I wanted to try to reduce the amount of plastic we use in our house. The first thing I did was look in the plastics recycling box; I found mainly food packaging, Tetra packs and milk bottles. Easy win, I thought, those milk bottles don’t have to be there.
So I signed up for a home delivery of milk in glass bottles by Scottish company who operate a rinse and return system. Maybe I’m romantic, but I liked the (perhaps nostalgic) idea of milk deliveries of my rural youth. So, every Monday night, I put out my empty bottles and before Tuesday’s breakfast, I have three glass bottles of fresh milk on my doorstep. Although I’d made the more expensive choice for the white stuff, my recycling box is less full. Environmental brownie points to me. Until …
A friend told me that in my attempt to reduce my plastic use, I might have inadvertently increased my carbon footprint.
What? It’s about the carbon embedded in the milk’s life-cycle, he said, not just in the final product.
Glass is much heavier than plastic, so my milk delivery requires bigger lorries and more fuel. So, he asserted, unless it comes from down the road (like it did when I was young), it’s bound to have caused more carbon emissions than if it were transported in plastic. Plastic bottles are also designed to be efficiently transported – their square shape means more bottles can be fitted onto one vehicle, making each delivery more efficient. I found a 2016 study concluding that plastic beats glass over its life-cycle, mainly because of glass’s energy-intensive production and transportation emissions.
I was crestfallen, at the point of giving up. How is an ordinary consumer who wants to do the right thing for the planet meant to make the right choices? Was I just jumping onto a trendy bandwagon? (The answer, sadly, is yes).
- the energy used in washing, rinsing and refilling them is low carbon; and
- they are re-used at least 20 times (on average).
So, I had to go back to my supplier and check some facts.
Firstly, their processing of the glass involves four stages, soaking at 63 degrees C, draining, pre-rinsing in hot water and rinsing with tap water. I didn’t find out whether their electricity was low carbon, but unless they shouted about it, I assumed not.
Secondly, my supplier assumed a re-use of 14 times (oops, not enough for ZWS standards), “but that allows for people who do not return the glass. A bottle could be used up to 30-40 times” they said (phew, that’s better).
But the Zero Waste blog didn’t really address my friend’s point about transport, except to hint that choosing a local supplier means there would be lower transport emissions associated with delivery.
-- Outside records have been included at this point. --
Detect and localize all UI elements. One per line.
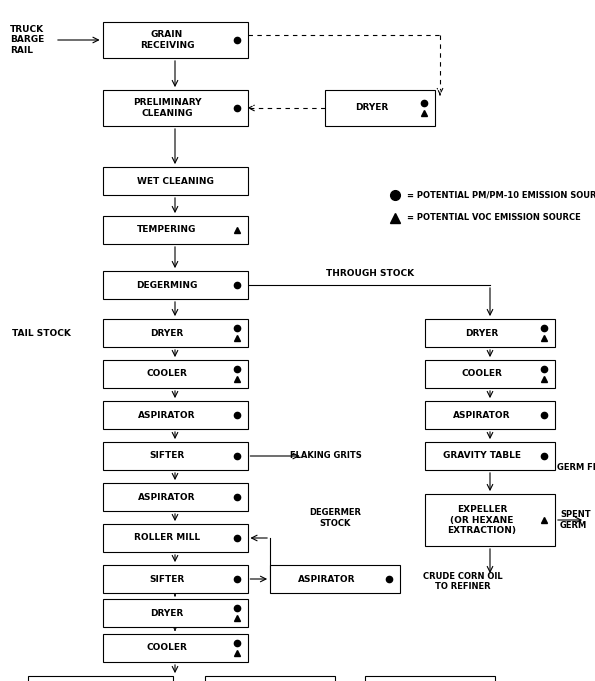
Text: COOLER: COOLER [146, 644, 187, 652]
FancyBboxPatch shape [425, 319, 555, 347]
Text: DRYER: DRYER [355, 104, 389, 112]
FancyBboxPatch shape [102, 22, 248, 58]
Text: CRUDE CORN OIL
TO REFINER: CRUDE CORN OIL TO REFINER [423, 572, 503, 591]
FancyBboxPatch shape [102, 524, 248, 552]
Text: EXPELLER
(OR HEXANE
EXTRACTION): EXPELLER (OR HEXANE EXTRACTION) [447, 505, 516, 535]
Text: ASPIRATOR: ASPIRATOR [298, 575, 356, 584]
Text: SIFTER: SIFTER [149, 575, 184, 584]
Text: DEGERMING: DEGERMING [136, 281, 198, 289]
FancyBboxPatch shape [102, 167, 248, 195]
Text: COOLER: COOLER [462, 370, 502, 379]
Text: PRELIMINARY
CLEANING: PRELIMINARY CLEANING [133, 99, 201, 118]
Text: FLAKING GRITS: FLAKING GRITS [290, 452, 362, 460]
FancyBboxPatch shape [102, 401, 248, 429]
Text: ASPIRATOR: ASPIRATOR [138, 411, 196, 419]
FancyBboxPatch shape [102, 360, 248, 388]
FancyBboxPatch shape [425, 494, 555, 546]
Text: SPENT
GERM: SPENT GERM [560, 510, 591, 530]
FancyBboxPatch shape [425, 360, 555, 388]
Text: COOLER: COOLER [146, 370, 187, 379]
FancyBboxPatch shape [365, 676, 495, 681]
FancyBboxPatch shape [270, 565, 400, 593]
Text: = POTENTIAL VOC EMISSION SOURCE: = POTENTIAL VOC EMISSION SOURCE [407, 214, 581, 223]
Text: TAIL STOCK: TAIL STOCK [12, 328, 71, 338]
Text: GRAIN
RECEIVING: GRAIN RECEIVING [140, 31, 194, 50]
FancyBboxPatch shape [102, 216, 248, 244]
Text: GRAVITY TABLE: GRAVITY TABLE [443, 452, 521, 460]
Text: DRYER: DRYER [465, 328, 499, 338]
FancyBboxPatch shape [102, 319, 248, 347]
FancyBboxPatch shape [102, 442, 248, 470]
FancyBboxPatch shape [205, 676, 335, 681]
FancyBboxPatch shape [102, 599, 248, 627]
Text: GERM FRACTION: GERM FRACTION [557, 464, 595, 473]
FancyBboxPatch shape [102, 271, 248, 299]
Text: DRYER: DRYER [151, 609, 184, 618]
FancyBboxPatch shape [425, 442, 555, 470]
Text: DRYER: DRYER [151, 328, 184, 338]
FancyBboxPatch shape [102, 634, 248, 662]
Text: = POTENTIAL PM/PM-10 EMISSION SOURCE: = POTENTIAL PM/PM-10 EMISSION SOURCE [407, 191, 595, 200]
FancyBboxPatch shape [425, 401, 555, 429]
Text: ASPIRATOR: ASPIRATOR [138, 492, 196, 501]
Text: ROLLER MILL: ROLLER MILL [134, 533, 200, 543]
Text: TEMPERING: TEMPERING [137, 225, 197, 234]
FancyBboxPatch shape [102, 90, 248, 126]
Text: DEGERMER
STOCK: DEGERMER STOCK [309, 508, 361, 528]
FancyBboxPatch shape [102, 483, 248, 511]
Text: TRUCK
BARGE
RAIL: TRUCK BARGE RAIL [10, 25, 44, 55]
FancyBboxPatch shape [102, 565, 248, 593]
Text: ASPIRATOR: ASPIRATOR [453, 411, 511, 419]
FancyBboxPatch shape [325, 90, 435, 126]
FancyBboxPatch shape [27, 676, 173, 681]
Text: SIFTER: SIFTER [149, 452, 184, 460]
Text: THROUGH STOCK: THROUGH STOCK [326, 269, 414, 278]
Text: WET CLEANING: WET CLEANING [137, 176, 214, 185]
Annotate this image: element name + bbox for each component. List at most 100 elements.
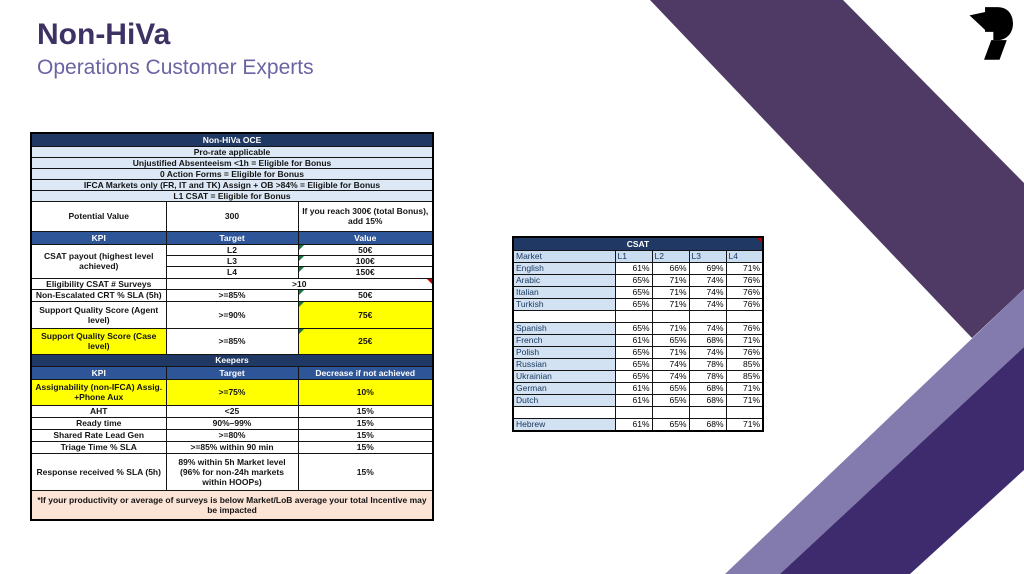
table-cell: L3 [165,254,299,267]
table-cell-text: 71% [669,298,687,309]
table-cell-text: 61% [632,334,650,345]
table-row: Italian 65% 71% 74% 76% [512,285,764,299]
table-cell: Keepers [30,353,434,367]
table-cell: German [512,381,616,395]
table-row: Hebrew 61% 65% 68% 71% [512,417,764,432]
table-cell-text: 71% [669,322,687,333]
table-cell-text: 78% [706,358,724,369]
table-cell: 71% [651,285,690,299]
table-row: CSAT payout (highest level achieved) L2 50… [30,243,434,279]
table-cell: 74% [651,357,690,371]
table-cell-text: 89% within 5h Market level (96% for non-… [178,456,286,487]
table-cell: 65% [651,417,690,432]
table-row: KPI Target Value [30,230,434,245]
table-cell-text: Potential Value [68,211,129,222]
comment-triangle-icon [299,290,304,295]
table-cell: 100€ [297,254,434,267]
table-cell: Support Quality Score (Case level) [30,327,167,355]
table-cell: 76% [725,273,764,287]
table-cell: 15% [297,416,434,430]
table-row: IFCA Markets only (FR, IT and TK) Assign… [30,178,434,191]
table-cell: Unjustified Absenteeism <1h = Eligible f… [30,156,434,169]
table-cell-text: Response received % SLA (5h) [36,466,161,477]
table-cell: Dutch [512,393,616,407]
table-cell: 85% [725,357,764,371]
table-cell-text: 65% [632,274,650,285]
table-cell: 75€ [297,300,434,329]
table-cell-text: 76% [742,322,760,333]
table-cell-text: CSAT [626,238,650,249]
table-cell: Assignability (non-IFCA) Assig. +Phone A… [30,378,167,406]
comment-triangle-icon [299,302,304,307]
table-cell-text: KPI [91,232,106,243]
table-cell: 68% [688,381,727,395]
table-cell: CSAT [512,236,764,251]
table-row: 0 Action Forms = Eligible for Bonus [30,167,434,180]
comment-triangle-icon [299,267,304,272]
table-cell-text: Target [219,232,245,243]
table-cell-text: 74% [706,322,724,333]
table-cell: 71% [725,417,764,432]
table-cell-text: >=85% within 90 min [190,442,274,453]
table-cell: Arabic [512,273,616,287]
table-cell-text: 61% [632,262,650,273]
table-cell: L2 [165,243,299,256]
table-cell: English [512,261,616,275]
table-row: Non-HiVa OCE [30,132,434,147]
table-row: Ukrainian 65% 74% 78% 85% [512,369,764,383]
table-cell-text: 74% [669,370,687,381]
table-cell-text: Value [354,232,377,243]
table-cell: 71% [725,333,764,347]
table-cell: 65% [614,297,653,311]
alert-triangle-icon [427,279,433,284]
table-cell-text: 61% [632,394,650,405]
page-title: Non-HiVa [37,18,171,51]
table-cell-text: 76% [742,346,760,357]
table-cell: L4 [725,249,764,263]
table-cell: 61% [614,417,653,432]
table-cell-text: 65% [632,370,650,381]
table-cell: 76% [725,321,764,335]
table-row: Pro-rate applicable [30,145,434,158]
table-row: L3 100€ [31,254,434,267]
table-cell: 85% [725,369,764,383]
table-cell: AHT [30,404,167,418]
table-cell: 71% [725,393,764,407]
table-cell: L1 [614,249,653,263]
table-cell-text: 78% [706,370,724,381]
table-cell-text: Unjustified Absenteeism <1h = Eligible f… [132,157,332,168]
table-cell-text: 71% [742,262,760,273]
table-cell-text: L2 [227,244,237,255]
table-cell-text: 74% [706,346,724,357]
table-cell [614,309,653,323]
table-cell: >=90% [165,300,299,329]
company-logo-icon [969,7,1013,60]
table-row [512,309,764,323]
table-cell-text: 71% [669,346,687,357]
table-cell-text: Shared Rate Lead Gen [53,430,145,441]
comment-triangle-icon [299,245,304,250]
table-cell [651,309,690,323]
table-cell: 300 [165,200,299,232]
table-cell-text: 66% [669,262,687,273]
page-subtitle: Operations Customer Experts [37,56,314,79]
table-cell: CSAT payout (highest level achieved) [30,243,167,279]
table-cell-text: 74% [706,298,724,309]
table-cell: 71% [725,381,764,395]
table-cell: 74% [688,345,727,359]
table-cell: 78% [688,357,727,371]
table-cell-text: >10 [292,278,307,289]
table-cell-text: CSAT payout (highest level achieved) [44,251,154,272]
table-cell-text: German [516,382,547,393]
table-cell: Non-Escalated CRT % SLA (5h) [30,288,167,302]
table-cell-text: 10% [356,387,374,398]
table-cell-text: <25 [224,406,240,417]
title-block: Non-HiVa Operations Customer Experts [37,18,314,80]
table-cell-text: 65% [632,358,650,369]
comment-triangle-icon [299,329,304,334]
table-cell-text: Decrease if not achieved [315,367,416,378]
table-cell-text: 71% [742,394,760,405]
table-cell: Value [297,230,434,245]
table-cell-text: Dutch [516,394,539,405]
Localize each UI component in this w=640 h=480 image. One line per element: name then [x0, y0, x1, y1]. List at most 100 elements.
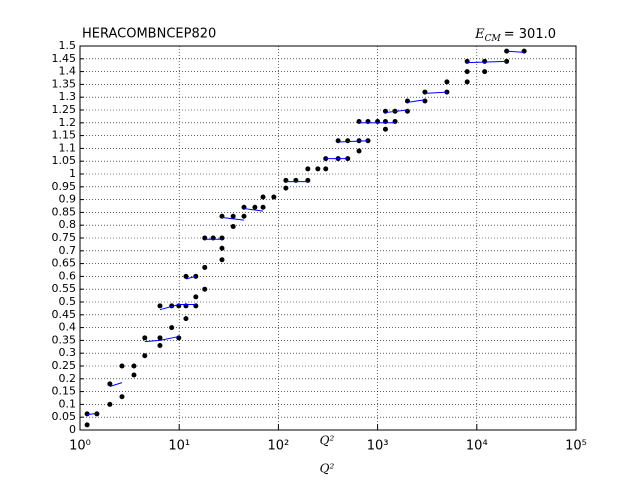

Mine was the most ‘local’ supplier I could find online. The milk came from “local farms” (they clarified that local actually meant Scottish), processed and bottled in Glasgow and sent in diesel “special VW transporters” to a distribution centre in Kirkcaldy before being delivered to my door in St Andrews (a journey of about 70 miles). That’s not exactly local.
So I am sad to conclude that until the following things happen:
- I find a more local milk supplier,
- We decarbonise the grid,
- We decarbonise transport,
- I stop drinking milk altogether (I will talk about diet in a later blog),
.. I can no longer claim the environmental brownie points of switching away from plastic.
Finding green alternatives to plastic is fraught with difficulty, particularly in our system of mass food production and transportation. My decision to use glass milk bottles was made for a different era and a different place. I’m not saying glass doesn’t work for everyone. It probably does for people living closer to where it’s made.
What I’ve learned, however, is that trying to make the greener choices is hard for the average consumer. There are limits to what individuals can realistically do, and where we sometimes need a little help and support.